Debts owed by households to insurance companies reached 72.9 trillion won (64.23 billion U.S. dollars) as of the end of June, up 14 percent from 63.8 trillion won a year earlier, according to the Financial Supervisor Service (FSS).
Insurance contract loans, which take refund on the contract cancellation as collateral, expanded to 44.6 trillion won as of end-June from 39.3 trillion won a year before. Home-backed loans increased from 19.4 trillion won to 21.9 trillion won over the cited period, with credit loans growing from 4.3 trillion won to 4. 7 trillion won.

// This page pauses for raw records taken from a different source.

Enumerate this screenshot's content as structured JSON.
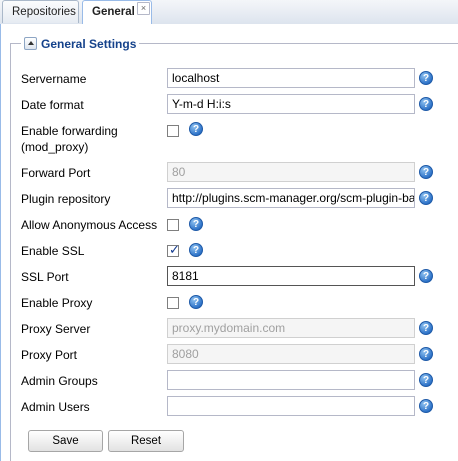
{
  "tabs": [
    {
      "label": "Repositories",
      "active": false
    },
    {
      "label": "General",
      "active": true,
      "close": "×"
    }
  ],
  "section": {
    "title": "General Settings"
  },
  "fields": {
    "servername": {
      "label": "Servername",
      "value": "localhost"
    },
    "date_format": {
      "label": "Date format",
      "value": "Y-m-d H:i:s"
    },
    "enable_forwarding": {
      "label_line1": "Enable forwarding",
      "label_line2": "(mod_proxy)",
      "checked": false
    },
    "forward_port": {
      "label": "Forward Port",
      "value": "80",
      "disabled": true
    },
    "plugin_repository": {
      "label": "Plugin repository",
      "value": "http://plugins.scm-manager.org/scm-plugin-backend"
    },
    "allow_anonymous": {
      "label": "Allow Anonymous Access",
      "checked": false
    },
    "enable_ssl": {
      "label": "Enable SSL",
      "checked": true
    },
    "ssl_port": {
      "label": "SSL Port",
      "value": "8181"
    },
    "enable_proxy": {
      "label": "Enable Proxy",
      "checked": false
    },
    "proxy_server": {
      "label": "Proxy Server",
      "placeholder": "proxy.mydomain.com",
      "disabled": true
    },
    "proxy_port": {
      "label": "Proxy Port",
      "placeholder": "8080",
      "disabled": true
    },
    "admin_groups": {
      "label": "Admin Groups",
      "value": ""
    },
    "admin_users": {
      "label": "Admin Users",
      "value": ""
    }
  },
  "help_icon": "?",
  "checkmark": "✓",
  "buttons": {
    "save": "Save",
    "reset": "Reset"
  },
  "icons": {
    "help": "help-icon",
    "collapse": "collapse-icon",
    "close": "close-icon"
  }
}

South Korean households raised their dependence on insurers for mortgage loans and credit loans after the financial regulator tightened rules on banks' household lending. The regulator introduced comprehensive countermeasures against excessive household debts in the banking sector last June, boosting shift of loan demand from banks to non-banking financial institutions such as insurers.
The ratio of mortgage loans overdue for more than one month stood at 0.6 percent of the total as of end-June, up 0.03 percentage point from a month earlier, according to the FSS. The ratio was sharply up from 0.43 percent at the end of September last year, boosting concerns over households' debt-servicing capabilities.
Meanwhile, corporate loans extended by insurers amounted to 33. 2 trillion won as of the end of June, up from 27.6 trillion won a year before, according to the FSS. Loans to small- and mid-sized enterprises (SME) increased to 22.6 trillion won as of end-June from 18.5 trillion won the previous year, with real estate project- financing loans rising from 5.1 trillion won to 5.9 trillion won over the same period.
The delinquency ratio of corporate loans fell 0.03 percentage point on-month to 1.46 percent at the end of June. The default rate for SME loans declined 0.03 percentage point to 2.11 percent over the cited period, with the one for property-related loans sliding 0.03 percentage point to 6.24 percent.